McClay et les Smith approuvèrent d'un hochement de tête forcé. Tout cela ne rassurait pas Olga. Puisqu'ils étaient manifestement incapables de s'en prendre à celui qui venait de la tirer d'un si mauvais pas, elle ne se faisait pas d'illusion sur le traitement qu'ils lui réserveraient dès la fin de son deuil. L'inconnu lui avait seulement fait gagner quelques semaines de plus.

— Partez, maintenant, leur ordonna-t-il. Votre heure n'est pas encore venue.

La jeune femme ne put s'empêcher de frissonner en entendant ces paroles. Elles étaient presque plus terrifiantes que les menaces brutales des trois bootleggers. Ces trafiquants étaient des brutes violentes, certes, mais qui ne voyaient pas plus loin que le bout de leur nez. Avec un peu d'habileté et de négociation, elle aurait peut-être fini par obtenir à peu près ce qu'elle voulait. Alors qu'avec cet homme...

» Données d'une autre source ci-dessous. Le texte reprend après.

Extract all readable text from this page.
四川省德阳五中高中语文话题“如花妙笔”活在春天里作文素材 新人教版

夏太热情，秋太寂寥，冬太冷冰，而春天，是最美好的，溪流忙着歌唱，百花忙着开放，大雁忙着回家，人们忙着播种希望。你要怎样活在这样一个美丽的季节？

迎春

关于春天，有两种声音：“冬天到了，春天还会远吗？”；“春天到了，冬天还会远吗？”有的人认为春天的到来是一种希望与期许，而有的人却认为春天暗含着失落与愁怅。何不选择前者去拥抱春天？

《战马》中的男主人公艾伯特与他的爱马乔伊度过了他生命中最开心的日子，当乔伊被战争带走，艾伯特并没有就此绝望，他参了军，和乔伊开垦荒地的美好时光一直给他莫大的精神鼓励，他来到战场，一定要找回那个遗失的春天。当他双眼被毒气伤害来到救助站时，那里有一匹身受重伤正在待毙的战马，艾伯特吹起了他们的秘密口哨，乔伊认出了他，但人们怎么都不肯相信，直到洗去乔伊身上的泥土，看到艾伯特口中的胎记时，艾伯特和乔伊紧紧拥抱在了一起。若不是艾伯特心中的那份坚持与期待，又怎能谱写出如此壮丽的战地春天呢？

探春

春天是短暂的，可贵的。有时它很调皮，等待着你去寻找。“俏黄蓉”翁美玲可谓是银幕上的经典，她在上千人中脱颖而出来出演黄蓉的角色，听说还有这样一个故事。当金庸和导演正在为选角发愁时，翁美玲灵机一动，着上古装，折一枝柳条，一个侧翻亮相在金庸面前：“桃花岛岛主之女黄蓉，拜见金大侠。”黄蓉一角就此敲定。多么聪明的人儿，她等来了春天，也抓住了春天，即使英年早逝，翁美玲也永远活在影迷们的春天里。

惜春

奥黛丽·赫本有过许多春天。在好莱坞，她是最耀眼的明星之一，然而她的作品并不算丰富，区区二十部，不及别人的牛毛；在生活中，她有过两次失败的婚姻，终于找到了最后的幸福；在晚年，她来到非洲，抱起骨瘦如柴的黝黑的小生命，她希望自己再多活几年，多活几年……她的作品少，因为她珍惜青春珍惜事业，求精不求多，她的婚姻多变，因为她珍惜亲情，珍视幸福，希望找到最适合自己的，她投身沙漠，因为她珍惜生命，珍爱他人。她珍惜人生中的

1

Elle savait d'où il venait. Elle savait plus ou moins ce qu'il faisait. La facture de son costume comme la froideur de ses yeux ne mentait pas. Elle retint un frisson lorsqu'il lui tendait galamment le bras.

— Faisons quelques pas, mademoiselle, voulez-vous ?

Il avait formulé sa demande d'un ton courtois, mais Olga n'était pas dupe. Ce n'était pas une question. C'était un ordre.

Et on ne désobéissait pas aux lieutenants d'Al Capone.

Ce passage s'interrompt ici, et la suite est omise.